The bay, mangrove swamps, rivers and bushland were damaged in the twentieth century by material dumped into them, partly as a result of the council's land reclamation policy. The material dumped included toxic chemicals from industry. Moore Reserve was the site of a municipal rubbish tip. Dredging had also been carried out from the 1930s. All this resulted in "extensive destruction of habitat". Building along the shores of the bay also resulted in vegetation and tree coverage in the parks being almost completely destroyed.

From the 1960s, residents protested about the environmental damage to the bay, and asked that the council act to protect the landscape and its native plants. This has been described as a "campaign ... attempting to defend a damaged and polluted river and the scarred remnants of its endemic bushland". As of 1999, water quality continued to be affected by chemicals leaching from the material dumped in the water and the swamps.

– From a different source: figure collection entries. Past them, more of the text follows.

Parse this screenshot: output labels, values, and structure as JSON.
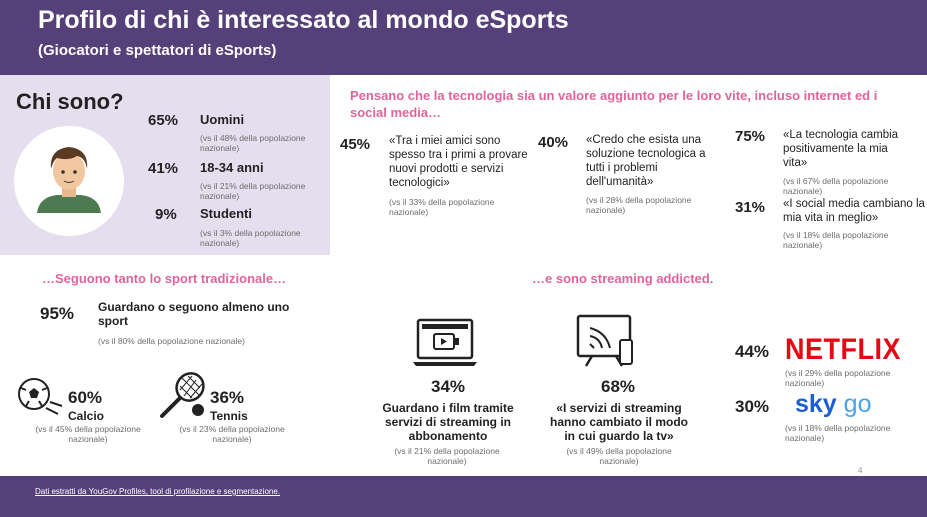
{
  "header": {
    "title": "Profilo di chi è interessato al mondo eSports",
    "subtitle": "(Giocatori e spettatori di eSports)"
  },
  "who": {
    "title": "Chi sono?",
    "items": [
      {
        "value": "65%",
        "label": "Uomini",
        "note": "(vs il 48% della popolazione nazionale)"
      },
      {
        "value": "41%",
        "label": "18-34 anni",
        "note": "(vs il 21% della popolazione nazionale)"
      },
      {
        "value": "9%",
        "label": "Studenti",
        "note": "(vs il 3% della popolazione nazionale)"
      }
    ]
  },
  "tech": {
    "heading": "Pensano che la tecnologia sia un valore aggiunto per le loro vite, incluso internet ed i social media…",
    "items": [
      {
        "value": "45%",
        "quote": "«Tra i miei amici sono spesso tra i primi a provare nuovi prodotti e servizi tecnologici»",
        "note": "(vs il 33% della popolazione nazionale)"
      },
      {
        "value": "40%",
        "quote": "«Credo che esista una soluzione tecnologica a tutti i problemi dell'umanità»",
        "note": "(vs il 28% della popolazione nazionale)"
      },
      {
        "value": "75%",
        "quote": "«La tecnologia cambia positivamente la mia vita»",
        "note": "(vs il 67% della popolazione nazionale)"
      },
      {
        "value": "31%",
        "quote": "«I social media cambiano la mia vita in meglio»",
        "note": "(vs il 18% della popolazione nazionale)"
      }
    ]
  },
  "sport": {
    "heading": "…Seguono tanto lo sport tradizionale…",
    "main": {
      "value": "95%",
      "label": "Guardano o seguono almeno uno sport",
      "note": "(vs il 80% della popolazione nazionale)"
    },
    "items": [
      {
        "value": "60%",
        "label": "Calcio",
        "note": "(vs il 45% della popolazione nazionale)"
      },
      {
        "value": "36%",
        "label": "Tennis",
        "note": "(vs il 23% della popolazione nazionale)"
      }
    ]
  },
  "streaming": {
    "heading": "…e sono streaming addicted.",
    "items": [
      {
        "value": "34%",
        "label": "Guardano i film tramite servizi di streaming in abbonamento",
        "note": "(vs il 21% della popolazione nazionale)"
      },
      {
        "value": "68%",
        "label": "«I servizi di streaming hanno cambiato il modo in cui guardo la tv»",
        "note": "(vs il 49% della popolazione nazionale)"
      }
    ],
    "brands": [
      {
        "value": "44%",
        "logo": [
          "NETFLIX"
        ],
        "note": "(vs il 29% della popolazione nazionale)"
      },
      {
        "value": "30%",
        "logo": [
          "sky",
          "go"
        ],
        "note": "(vs il 18% della popolazione nazionale)"
      }
    ]
  },
  "footer": {
    "text": "Dati estratti da YouGov Profiles, tool di profilazione e segmentazione.",
    "page": "4"
  }
}
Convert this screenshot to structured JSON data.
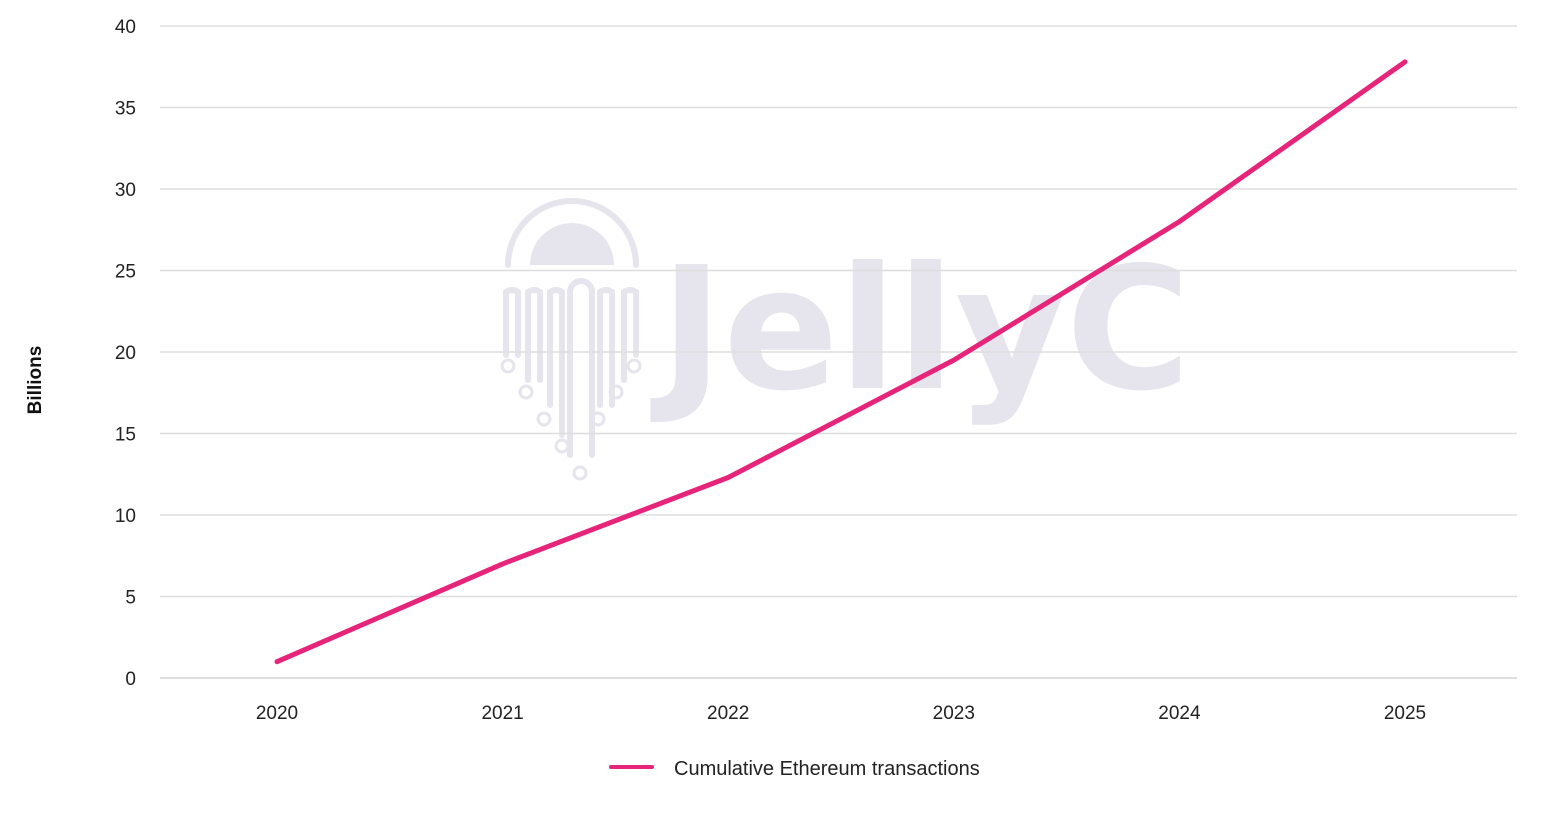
{
  "chart_data": {
    "type": "line",
    "x": [
      "2020",
      "2021",
      "2022",
      "2023",
      "2024",
      "2025"
    ],
    "series": [
      {
        "name": "Cumulative Ethereum transactions",
        "values": [
          1.0,
          7.0,
          12.3,
          19.5,
          28.0,
          37.8
        ],
        "color": "#e6257a"
      }
    ],
    "ylabel": "Billions",
    "ylim": [
      0,
      40
    ],
    "yticks": [
      0,
      5,
      10,
      15,
      20,
      25,
      30,
      35,
      40
    ],
    "grid": true,
    "legend_position": "bottom-center",
    "watermark": "JellyC",
    "watermark_color": "#e6e4ec",
    "gridline_color": "#dddddd"
  }
}
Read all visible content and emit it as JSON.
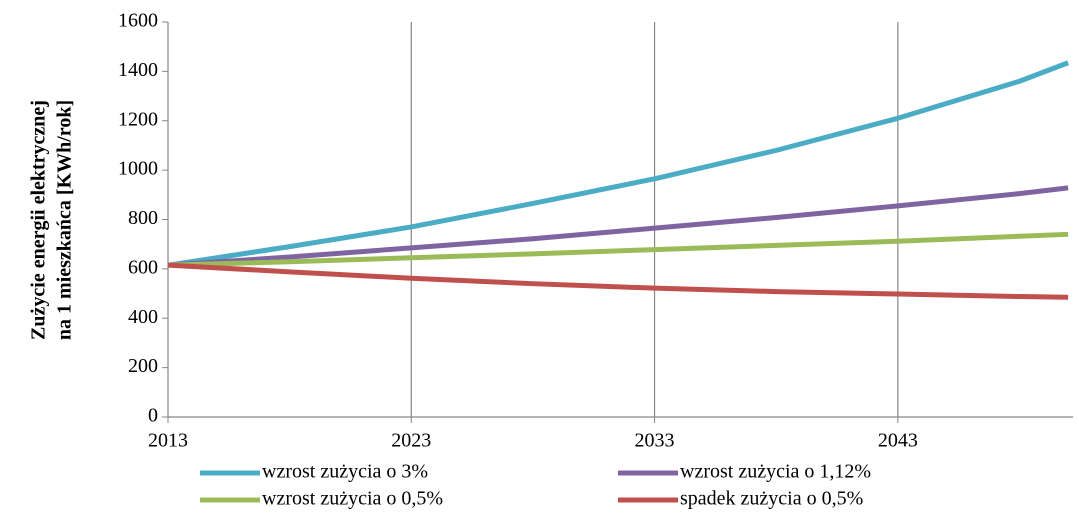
{
  "chart_data": {
    "type": "line",
    "y_label": [
      "Zużycie energii elektrycznej",
      "na 1 mieszkańca [KWh/rok]"
    ],
    "x": [
      2013,
      2018,
      2023,
      2028,
      2033,
      2038,
      2043,
      2048,
      2050
    ],
    "series": [
      {
        "name": "wzrost zużycia o 3%",
        "color": "#4bacc6",
        "values": [
          615,
          690,
          770,
          865,
          965,
          1080,
          1210,
          1360,
          1435
        ]
      },
      {
        "name": "wzrost zużycia o 1,12%",
        "color": "#8064a2",
        "values": [
          615,
          648,
          685,
          722,
          765,
          808,
          855,
          905,
          928
        ]
      },
      {
        "name": "wzrost zużycia o 0,5%",
        "color": "#9bbb59",
        "values": [
          615,
          629,
          645,
          661,
          678,
          695,
          712,
          732,
          740
        ]
      },
      {
        "name": "spadek zużycia o 0,5%",
        "color": "#c0504d",
        "values": [
          615,
          588,
          562,
          540,
          522,
          508,
          498,
          488,
          485
        ]
      }
    ],
    "xlim": [
      2013,
      2050.2
    ],
    "xticks": [
      2013,
      2023,
      2033,
      2043
    ],
    "ylim": [
      0,
      1600
    ],
    "yticks": [
      0,
      200,
      400,
      600,
      800,
      1000,
      1200,
      1400,
      1600
    ],
    "grid": "x",
    "legend": "bottom"
  }
}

Current council policy, as part of the Oatley Bay Creek Rehabilitation Project, is to regenerate, re-vegetate and conserve the biodiversity of the area, including the bushland and wetlands, and to improve the marine habitat. Some parts of Oatley Bay Creek continue to have high levels of biodiversity. Council policy is also to maintain the area for public recreation, both passive (play, picnics) and active (sports).

As of 2003, there continue to be environmental problems caused by mountain biking, rubbish and foxes.

In 2003, the bay was proposed for inclusion in the Great Kai'mia Way.

As of 2002, there was an incomplete Aboriginal land claim relating to some of the bay area.